Esa noche, cuando estábamos en la playa, ella me confesó que no era la primera vez que la confundían con otra. No nombró a Amanda pero, para mí, igual fue suficiente. Habíamos estado juntos ya, si es lo que quieren saber. Habíamos hecho lo que se suele hacer en esos casos. Cuando me subí al coche, antes del amanecer, creo que ya sabía en el fondo de mi corazón que ella no iba a esperarme. Eran unos descastados, qué iban a esperar. Pero hice todo el viaje sin pensarlo. Dejé el coche en casa de mi vieja, y volví en el micro sin pensarlo. Me hizo falta llegar y comprobar que ella se había ido sin mí para reconocer lo que era obvio.
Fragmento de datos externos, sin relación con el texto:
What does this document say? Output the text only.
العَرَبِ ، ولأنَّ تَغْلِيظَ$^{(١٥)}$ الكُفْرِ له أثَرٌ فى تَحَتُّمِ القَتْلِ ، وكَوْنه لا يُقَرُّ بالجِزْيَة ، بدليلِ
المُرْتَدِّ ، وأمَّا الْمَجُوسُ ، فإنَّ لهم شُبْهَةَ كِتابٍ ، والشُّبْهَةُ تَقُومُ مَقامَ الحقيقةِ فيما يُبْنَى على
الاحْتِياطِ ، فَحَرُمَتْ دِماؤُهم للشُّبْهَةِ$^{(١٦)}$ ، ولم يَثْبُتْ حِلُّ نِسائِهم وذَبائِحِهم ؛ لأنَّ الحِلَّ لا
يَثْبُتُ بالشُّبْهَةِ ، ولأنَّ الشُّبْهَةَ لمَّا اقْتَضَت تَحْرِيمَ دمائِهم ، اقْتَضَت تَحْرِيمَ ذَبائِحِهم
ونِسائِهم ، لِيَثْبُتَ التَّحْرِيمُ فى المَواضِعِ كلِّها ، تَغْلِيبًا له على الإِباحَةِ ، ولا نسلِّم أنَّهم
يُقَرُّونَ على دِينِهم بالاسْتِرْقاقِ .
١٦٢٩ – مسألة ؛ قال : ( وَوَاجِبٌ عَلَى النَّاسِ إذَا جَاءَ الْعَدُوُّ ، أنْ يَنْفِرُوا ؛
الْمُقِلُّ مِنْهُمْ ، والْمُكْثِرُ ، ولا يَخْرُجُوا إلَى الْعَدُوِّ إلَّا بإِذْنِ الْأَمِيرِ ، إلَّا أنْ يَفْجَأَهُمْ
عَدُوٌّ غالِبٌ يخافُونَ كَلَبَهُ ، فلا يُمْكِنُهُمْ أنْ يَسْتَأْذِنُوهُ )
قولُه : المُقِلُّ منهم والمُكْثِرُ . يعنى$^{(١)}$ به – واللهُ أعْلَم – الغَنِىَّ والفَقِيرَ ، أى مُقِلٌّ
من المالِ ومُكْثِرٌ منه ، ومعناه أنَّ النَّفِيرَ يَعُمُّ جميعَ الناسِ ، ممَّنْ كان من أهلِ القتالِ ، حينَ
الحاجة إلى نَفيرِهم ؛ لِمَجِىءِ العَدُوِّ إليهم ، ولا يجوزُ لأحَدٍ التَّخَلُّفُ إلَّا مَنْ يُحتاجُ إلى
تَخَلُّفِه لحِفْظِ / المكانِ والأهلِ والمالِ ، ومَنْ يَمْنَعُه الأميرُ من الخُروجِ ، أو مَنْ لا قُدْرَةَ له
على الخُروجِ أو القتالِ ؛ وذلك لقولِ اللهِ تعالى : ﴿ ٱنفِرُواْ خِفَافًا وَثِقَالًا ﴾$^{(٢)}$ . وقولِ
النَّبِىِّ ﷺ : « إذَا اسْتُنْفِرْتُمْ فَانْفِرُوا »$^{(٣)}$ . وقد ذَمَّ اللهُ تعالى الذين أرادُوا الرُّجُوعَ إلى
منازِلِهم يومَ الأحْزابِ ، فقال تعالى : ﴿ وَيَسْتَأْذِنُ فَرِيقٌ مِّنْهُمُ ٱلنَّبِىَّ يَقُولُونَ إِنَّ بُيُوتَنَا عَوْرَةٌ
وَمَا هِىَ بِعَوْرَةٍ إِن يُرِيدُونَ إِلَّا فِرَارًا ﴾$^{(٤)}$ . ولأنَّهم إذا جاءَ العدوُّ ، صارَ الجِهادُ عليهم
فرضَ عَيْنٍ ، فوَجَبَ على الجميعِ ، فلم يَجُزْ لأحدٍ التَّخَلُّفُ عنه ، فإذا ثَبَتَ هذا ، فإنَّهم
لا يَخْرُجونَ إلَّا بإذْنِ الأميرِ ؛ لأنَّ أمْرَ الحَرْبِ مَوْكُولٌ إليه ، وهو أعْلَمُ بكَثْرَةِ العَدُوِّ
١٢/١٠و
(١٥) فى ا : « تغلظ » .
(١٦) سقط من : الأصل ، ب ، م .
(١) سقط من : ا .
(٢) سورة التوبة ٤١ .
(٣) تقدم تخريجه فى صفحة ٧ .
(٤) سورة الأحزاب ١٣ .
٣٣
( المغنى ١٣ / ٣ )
Hasta ese momento sólo me había permitido pensar que eran dos personas diferentes, esa mujer y mi hermana. Lo que pensaba es que ella era el perfecto igual en el mundo de mi hermana perdida. Yo quería encontrar a mi hermana, pero también quería estar junto a esa mujer. Quería estar a su lado cuando la confundieran nuevamente: porque los que la confundían era porque habían visto a Amanda. Por grande que fuese el mundo, para esta gente era un circuito. Y, si me aceptaban con ellos, había probabilidades de que encontrara a Amanda en algún momento.
No me dejó ni una carta. Se la tragó la tierra, como la primera vez. Cuando se fue de casa había robado alguna plata; esta vez no necesitó robar: yo mismo se la di. Nadie en el pueblo los vio irse; toda la atención estaba puesta en el incendio. Increíblemente, nadie los culpó del fuego, aunque dos de las chicas hubieran estado trabajando en el parador.
Acá dicen que fui yo el que le prendió fuego al lugar, cuando llegué y vi que ella no me había esperado. ¿Cambia algo si digo que el lugar ya estaba en llamas cuando volví? Lo que hizo ella lo hice yo, todo lo que hicimos esa noche lo hicimos los dos. Lo que le pasó a ella me pasó a mí. Porque ella era mi hermana. Ella era mi sangre, ella era yo mismo, lo supo nomás verme, lo supo cuando me tenía adentro, y creo que ya en ese momento supo cómo iba a hacérmelo entender a mí horas después.